“In the past, lightweighting, or purposely designing more lightweight cars specifically for fuel efficiency, has been a key tool for improving the fuel economy of internal combustion engine (ICE) vehicles,” says Anthony Schiavo, senior analyst at Lux. “However, the transition from ICEs to battery electric vehicles (BEVs) changes both the goals and the design considerations around lightweighting.
“BEVs are overwhelmingly more efficient than ICE vehicles, due to regenerative braking and more efficient motors, and are increasingly outgrowing the issue of limited range,” claims Schiavo. He predicts that battery pack energy densities will increase by roughly 15 percent over the next decade. “This increased energy density can be used to either extend the range of a vehicle by keeping battery size the same or reduce cost by shrinking the size of the battery pack,” he points out.
Schiavo and his colleagues calculated a lightweighting benchmark. They determined that in order for lightweighting to be a cost-effective solution against batteries by 2030, it will need to cost, on average, less than $5 per kilogram of weight saved.

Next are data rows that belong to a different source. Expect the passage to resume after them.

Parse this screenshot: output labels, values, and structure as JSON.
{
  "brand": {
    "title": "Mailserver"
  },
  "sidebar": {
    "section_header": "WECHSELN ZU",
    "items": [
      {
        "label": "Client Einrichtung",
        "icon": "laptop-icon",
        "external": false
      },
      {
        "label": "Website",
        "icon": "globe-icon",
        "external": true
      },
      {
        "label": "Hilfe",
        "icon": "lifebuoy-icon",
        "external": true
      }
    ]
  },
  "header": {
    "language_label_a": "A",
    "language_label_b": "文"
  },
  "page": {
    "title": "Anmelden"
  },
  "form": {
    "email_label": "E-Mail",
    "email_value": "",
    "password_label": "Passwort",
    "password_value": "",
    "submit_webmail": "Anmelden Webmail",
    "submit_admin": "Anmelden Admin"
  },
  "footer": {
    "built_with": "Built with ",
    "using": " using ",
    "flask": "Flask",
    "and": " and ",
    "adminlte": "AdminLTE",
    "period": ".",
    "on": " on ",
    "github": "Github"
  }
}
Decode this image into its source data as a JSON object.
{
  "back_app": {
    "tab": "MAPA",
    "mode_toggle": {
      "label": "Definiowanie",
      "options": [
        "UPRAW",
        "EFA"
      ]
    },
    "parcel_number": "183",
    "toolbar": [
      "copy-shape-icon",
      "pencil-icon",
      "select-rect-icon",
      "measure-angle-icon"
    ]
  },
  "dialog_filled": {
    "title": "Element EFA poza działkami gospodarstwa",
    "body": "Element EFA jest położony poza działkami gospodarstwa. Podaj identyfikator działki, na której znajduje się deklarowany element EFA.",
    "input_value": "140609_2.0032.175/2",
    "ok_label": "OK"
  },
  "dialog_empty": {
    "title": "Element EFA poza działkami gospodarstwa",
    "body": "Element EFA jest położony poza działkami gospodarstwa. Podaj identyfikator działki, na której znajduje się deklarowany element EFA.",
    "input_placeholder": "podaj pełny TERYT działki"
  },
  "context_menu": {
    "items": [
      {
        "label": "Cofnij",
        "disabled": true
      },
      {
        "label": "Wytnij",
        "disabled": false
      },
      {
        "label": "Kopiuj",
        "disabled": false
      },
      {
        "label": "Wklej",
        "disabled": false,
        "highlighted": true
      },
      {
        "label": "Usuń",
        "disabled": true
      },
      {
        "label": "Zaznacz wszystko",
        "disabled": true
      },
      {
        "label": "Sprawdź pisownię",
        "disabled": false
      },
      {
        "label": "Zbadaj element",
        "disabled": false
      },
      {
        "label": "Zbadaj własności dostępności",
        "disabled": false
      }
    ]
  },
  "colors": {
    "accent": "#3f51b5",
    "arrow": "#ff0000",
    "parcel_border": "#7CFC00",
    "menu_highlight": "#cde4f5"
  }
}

“This benchmark is not the only thing guiding lightweighting decisions,” warns Schiavo. “To find adoption, materials companies and manufacturers will need to find solutions that save on both weight and cost.
“We predict vehicle structure will be an opportunity for high-strength steel and aluminum, as they provide weight reductions at minimal cost,” adds Schiavo. “Bumpers are expected to benefit from design advancements that utilize glass fiber, carbon fiber and thermoplastics.
“BEVs have a fundamentally different architecture than ICE vehicles, with large battery packs as the dominant feature rather than a large engine bay,” explains Schiavo. “The need to secure a large, heavy battery pack at the bottom of the vehicle and the desire to use one platform for multiple vehicles will drive the automotive industry back into a body-on-frame arrangement for BEVs.
“This body-on-frame structure favors high-strength steels and aluminums as the primary structural elements, as the extra weight of these metals (relative to composites) will mostly be at the bottom of the vehicle, where it will have a minimal impact on performance,” Schiavo points out. “Moreover, there’s a wealth of expertise in forming high-strength frames from the trucking space, making this approach highly cost effective. Composite structural lightweighting will be limited to luxury vehicles.
“Other material priorities, such as sustainability, durability and end-of-life issues, however, will take priority over lightweighting by 2030,” says Schiavo. “There’s far more risk of disruption from improving energy storage technologies—which could substantially outstrip forecast improvements by 2030—than there is from novel innovations in materials.”